Thanks to The Daily Show I was introduced to the books of Doris Kearns Goodwin, a delightful historian. Reading No Ordinary Time about Eleanor and Franklin Roosevelt during World War II has given me insight not just into American history but also into the psych of my grandparents. This tale takes place when my antecedents were around my age. The author points out that when Roosevelt died, he had been in office for thirteen years - the youth who voted him into office his last term were nine when he was first elected. One citizen recalls thinking the world was going to end when he died because she had never known another U.S. president.
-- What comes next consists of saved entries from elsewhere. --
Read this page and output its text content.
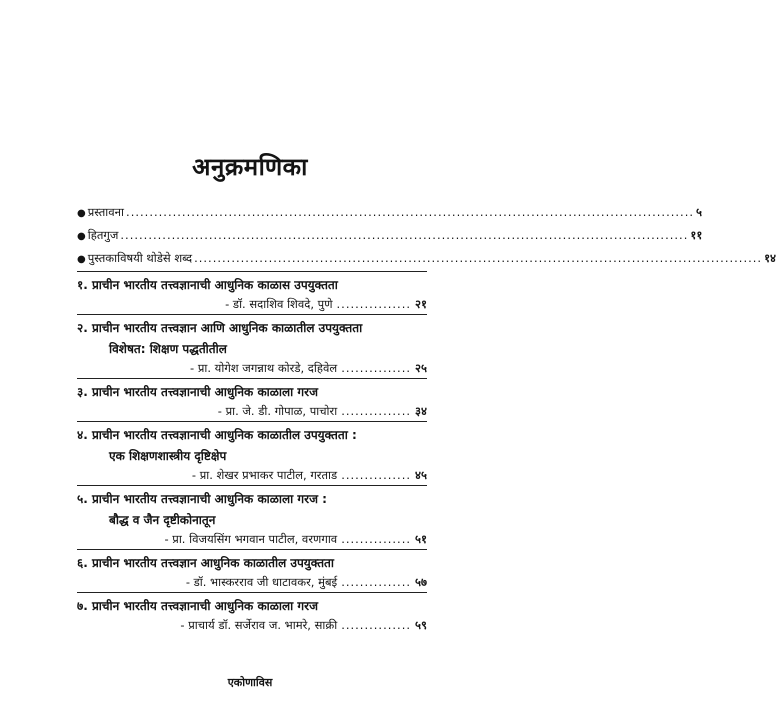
अनुक्रमणिका
● प्रस्तावना .......................................................................................................................... ५
● हितगुज .......................................................................................................................... ११
● पुस्तकाविषयी थोडेसे शब्द .......................................................................................................................... १४
१. प्राचीन भारतीय तत्त्वज्ञानाची आधुनिक काळास उपयुक्तता
- डॉ. सदाशिव शिवदे, पुणे ................ २१
२. प्राचीन भारतीय तत्त्वज्ञान आणि आधुनिक काळातील उपयुक्तता
विशेषत: शिक्षण पद्धतीतील
- प्रा. योगेश जगन्नाथ कोरडे, दहिवेल ............... २५
३. प्राचीन भारतीय तत्त्वज्ञानाची आधुनिक काळाला गरज
- प्रा. जे. डी. गोपाळ, पाचोरा ............... ३४
४. प्राचीन भारतीय तत्त्वज्ञानाची आधुनिक काळातील उपयुक्तता :
एक शिक्षणशास्त्रीय दृष्टिक्षेप
- प्रा. शेखर प्रभाकर पाटील, गरताड ............... ४५
५. प्राचीन भारतीय तत्त्वज्ञानाची आधुनिक काळाला गरज :
बौद्ध व जैन दृष्टीकोनातून
- प्रा. विजयसिंग भगवान पाटील, वरणगाव ............... ५१
६. प्राचीन भारतीय तत्त्वज्ञान आधुनिक काळातील उपयुक्तता
- डॉ. भास्करराव जी धाटावकर, मुंबई ............... ५७
७. प्राचीन भारतीय तत्त्वज्ञानाची आधुनिक काळाला गरज
- प्राचार्य डॉ. सर्जेराव ज. भामरे, साक्री ............... ५९
एकोणाविस
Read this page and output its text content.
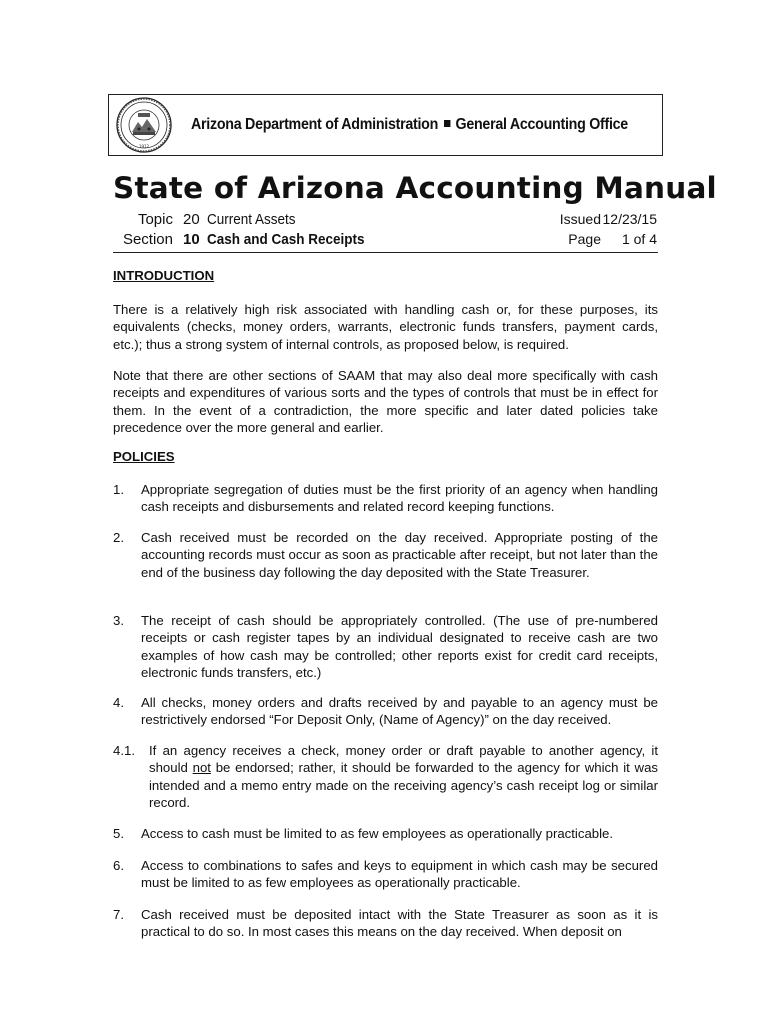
1912
Arizona Department of Administration General Accounting Office
State of Arizona Accounting Manual
Topic 20 Current Assets
Section 10 Cash and Cash Receipts
Issued 12/23/15
Page 1 of 4
INTRODUCTION

There is a relatively high risk associated with handling cash or, for these purposes, its equivalents (checks, money orders, warrants, electronic funds transfers, payment cards, etc.); thus a strong system of internal controls, as proposed below, is required.

Note that there are other sections of SAAM that may also deal more specifically with cash receipts and expenditures of various sorts and the types of controls that must be in effect for them. In the event of a contradiction, the more specific and later dated policies take precedence over the more general and earlier.

POLICIES
1. Appropriate segregation of duties must be the first priority of an agency when handling cash receipts and disbursements and related record keeping functions.
2. Cash received must be recorded on the day received. Appropriate posting of the accounting records must occur as soon as practicable after receipt, but not later than the end of the business day following the day deposited with the State Treasurer.
3. The receipt of cash should be appropriately controlled. (The use of pre-numbered receipts or cash register tapes by an individual designated to receive cash are two examples of how cash may be controlled; other reports exist for credit card receipts, electronic funds transfers, etc.)
4. All checks, money orders and drafts received by and payable to an agency must be restrictively endorsed “For Deposit Only, (Name of Agency)” on the day received.
4.1. If an agency receives a check, money order or draft payable to another agency, it should not be endorsed; rather, it should be forwarded to the agency for which it was intended and a memo entry made on the receiving agency’s cash receipt log or similar record.
5. Access to cash must be limited to as few employees as operationally practicable.
6. Access to combinations to safes and keys to equipment in which cash may be secured must be limited to as few employees as operationally practicable.
7. Cash received must be deposited intact with the State Treasurer as soon as it is practical to do so. In most cases this means on the day received. When deposit on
A friend pointed out that people who just came of voting age (21 at that time) when he was first elected, were in their mid-thirties by his last election; a totally different demographic.

Every time the book brings up the war, various strategies and battles, I keep thinking of my grandfather and his amazing memory. He was there. I wish I could speak to him about that more. I miss him. He would also give me perspective on all the other issues; the advancement of Eleanor into the hearts and minds of the people; the critics of the president (and yes, despite being re-elected four times, he still had critics). However, without my grandfather, Kearns Goodwin does a decent job. She humanizes the president; revealing his strengths and showing both his weaknesses (a desire to be loved by all, duplicitousness, health problems and acute denial of said health problems) and those of his most amazing wife (more insecurity, seriousness, and sensitivity that made it difficult for her to joke and have fun). All in all, a fascinating read about an extraordinary time.